The National Health Service is one of the UK’s most renowned public services and its model is held up as an exemplar of public health provision across the world. However, evidence shows that there is still plenty of scope available to develop the organisation further using modern business principles. Experts also believe that without these modern business models the NHS will struggle to evolve. Will engagement models hold the key to this historic organisation’s future?
The Value of Staff Engagement to the NHS
Staff engagement is a driving principle of modern business and industry. It involves developing, rewarding, communicating to and empowering staff to bring about measurable gains. This people-based strategy is adopted by organisations large and small to develop employee wellbeing, retention, motivation and performance. In the case of the NHS, it is intrinsically linked to associated benefits and measurable things such as patient care and satisfaction as well as clinical outcomes such as treatment rates and mortality. Ultimately, and in the case of the NHS specifically, an employee engagement strategy which is effectively planned, integrated and communicated can work to deliver safer patient care of higher quality. So how well is the UK-wide organisation doing at integrating such approaches?
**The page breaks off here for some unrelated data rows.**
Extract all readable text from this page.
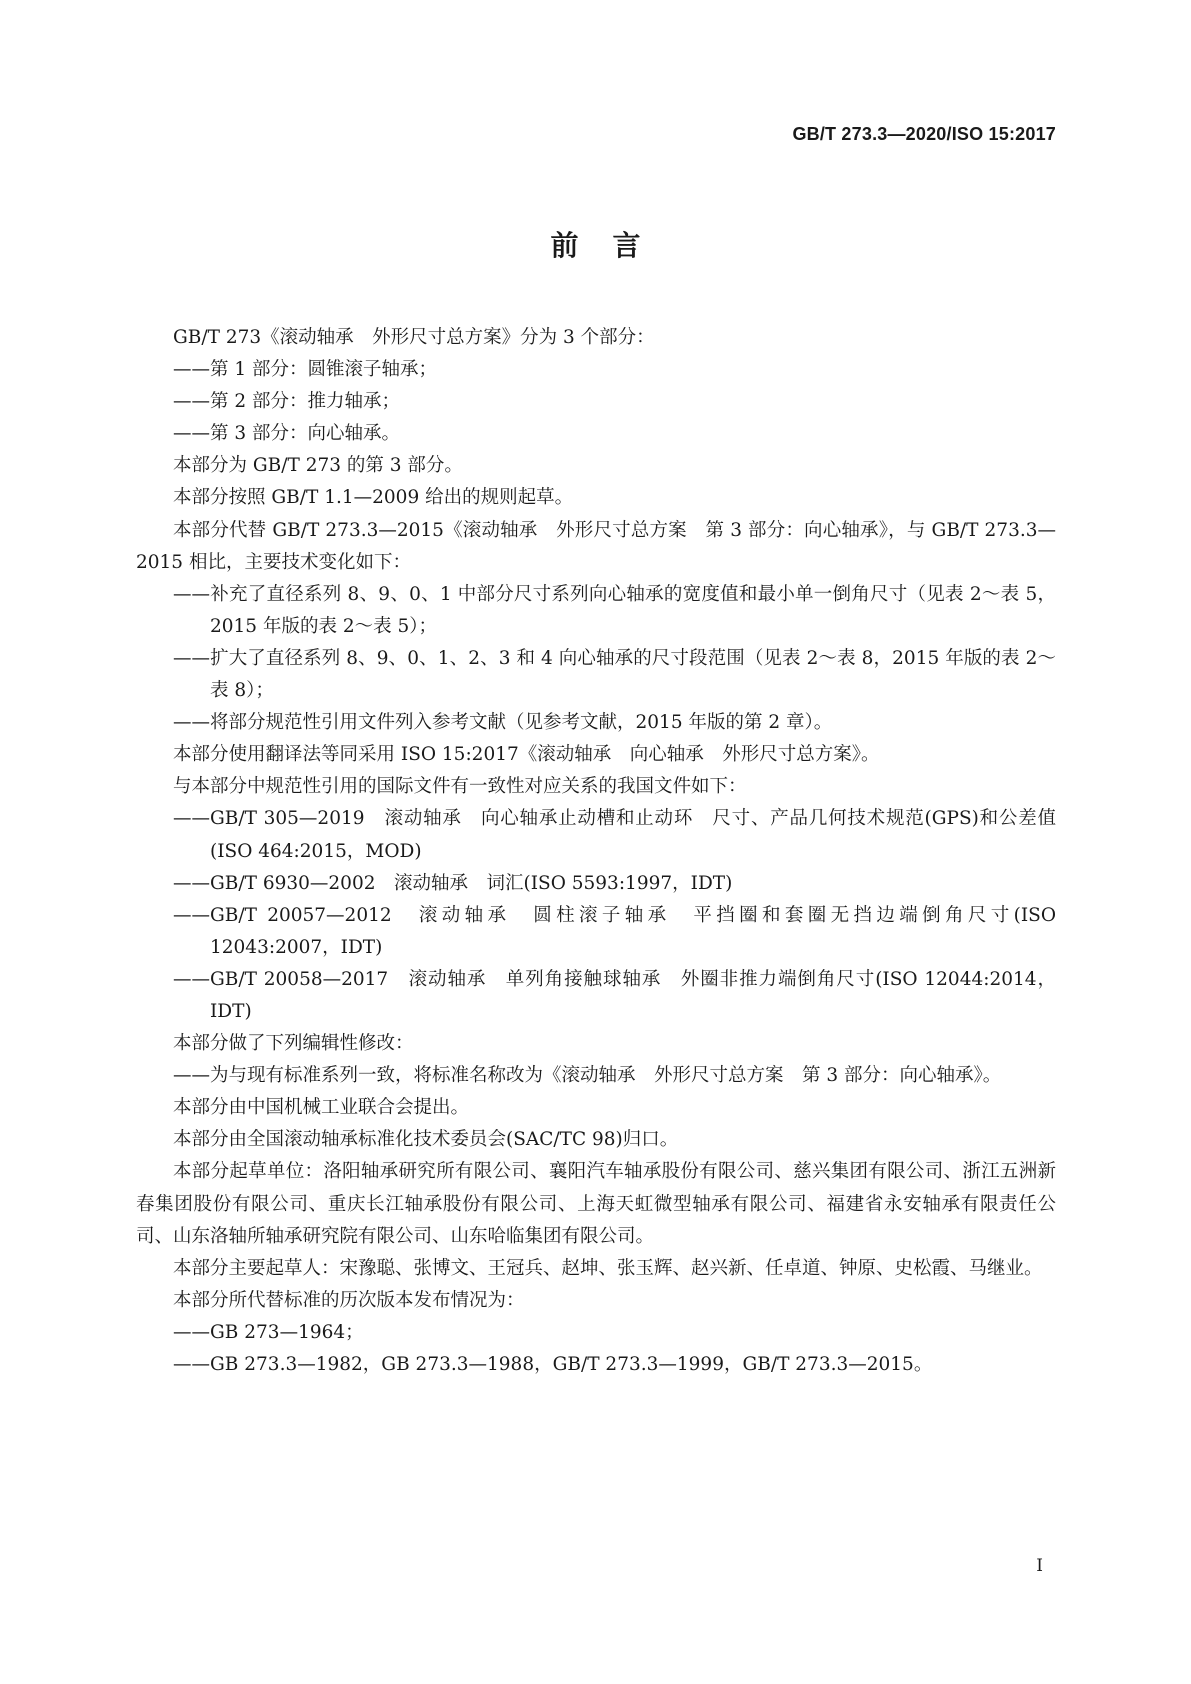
GB/T 273.3—2020/ISO 15:2017
前言
GB/T 273《滚动轴承　外形尺寸总方案》分为 3 个部分：
——第 1 部分：圆锥滚子轴承；
——第 2 部分：推力轴承；
——第 3 部分：向心轴承。
本部分为 GB/T 273 的第 3 部分。
本部分按照 GB/T 1.1—2009 给出的规则起草。
本部分代替 GB/T 273.3—2015《滚动轴承　外形尺寸总方案　第 3 部分：向心轴承》，与 GB/T 273.3—2015 相比，主要技术变化如下：
——补充了直径系列 8、9、0、1 中部分尺寸系列向心轴承的宽度值和最小单一倒角尺寸（见表 2～表 5，2015 年版的表 2～表 5）；
——扩大了直径系列 8、9、0、1、2、3 和 4 向心轴承的尺寸段范围（见表 2～表 8，2015 年版的表 2～表 8）；
——将部分规范性引用文件列入参考文献（见参考文献，2015 年版的第 2 章）。
本部分使用翻译法等同采用 ISO 15:2017《滚动轴承　向心轴承　外形尺寸总方案》。
与本部分中规范性引用的国际文件有一致性对应关系的我国文件如下：
——GB/T 305—2019　滚动轴承　向心轴承止动槽和止动环　尺寸、产品几何技术规范(GPS)和公差值(ISO 464:2015，MOD)
——GB/T 6930—2002　滚动轴承　词汇(ISO 5593:1997，IDT)
——GB/T 20057—2012　滚动轴承　圆柱滚子轴承　平挡圈和套圈无挡边端倒角尺寸(ISO 12043:2007，IDT)
——GB/T 20058—2017　滚动轴承　单列角接触球轴承　外圈非推力端倒角尺寸(ISO 12044:2014，IDT)
本部分做了下列编辑性修改：
——为与现有标准系列一致，将标准名称改为《滚动轴承　外形尺寸总方案　第 3 部分：向心轴承》。
本部分由中国机械工业联合会提出。
本部分由全国滚动轴承标准化技术委员会(SAC/TC 98)归口。
本部分起草单位：洛阳轴承研究所有限公司、襄阳汽车轴承股份有限公司、慈兴集团有限公司、浙江五洲新春集团股份有限公司、重庆长江轴承股份有限公司、上海天虹微型轴承有限公司、福建省永安轴承有限责任公司、山东洛轴所轴承研究院有限公司、山东哈临集团有限公司。
本部分主要起草人：宋豫聪、张博文、王冠兵、赵坤、张玉辉、赵兴新、任卓道、钟原、史松霞、马继业。
本部分所代替标准的历次版本发布情况为：
——GB 273—1964；
——GB 273.3—1982，GB 273.3—1988，GB/T 273.3—1999，GB/T 273.3—2015。
I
The NHS has devoted resources and effort towards developing an engagement strategy over the past 24 months, but there remains real scope for further advancement and improvement. Internal employee satisfaction survey and focus group approaches are allowing current progress to be measured and assessed for improvements, and further opportunities certainly remain.
The Drivers of Engagement
Staff engagement isn’t simply a nice-to-have or a driver of performance. There are cost implications too. The NHS faces significant pressures to reduce its costs, and demand is rapidly growing for its services. Budgets are frozen whilst costs increase, requiring managers to find more effective and efficient ways of working to squeeze more value from resources and assets. A second driver is care quality and safety, following the Francis Report concerning the Mid Staffs scandal last year.
Useful Background Research and Reading
A report has been produced for NHS employers and the association of Healthcare People Managers. It looks at interventions and approaches that deliver high engagement and offers specific recommendations at a Trust level. Equally, another useful resource is the recent survey by Aon Hewitt which shows current engagement levels and the benefits of increasing these.
The NHS faces significant challenges for its staff, including pay freezes, increased productivity requirements and significant organisational changes and associated risk management. Managers will need to look at the employee lifecycle to improve retention and attraction of key talent and the highest performers, whilst establishing the employee value proposition to bring in top performers, particularly from the private sector. To achieve this full set of improved performance and delivery objectives, staff will need to be fully engaged and supported to unlock innovative approaches and to drive forward more efficient services. Ultimately, this means that the right staff engagement strategy is not simply an optional extra. It is potentially a fundamental delivery platform that will allow the NHS to succeed in its future challenges.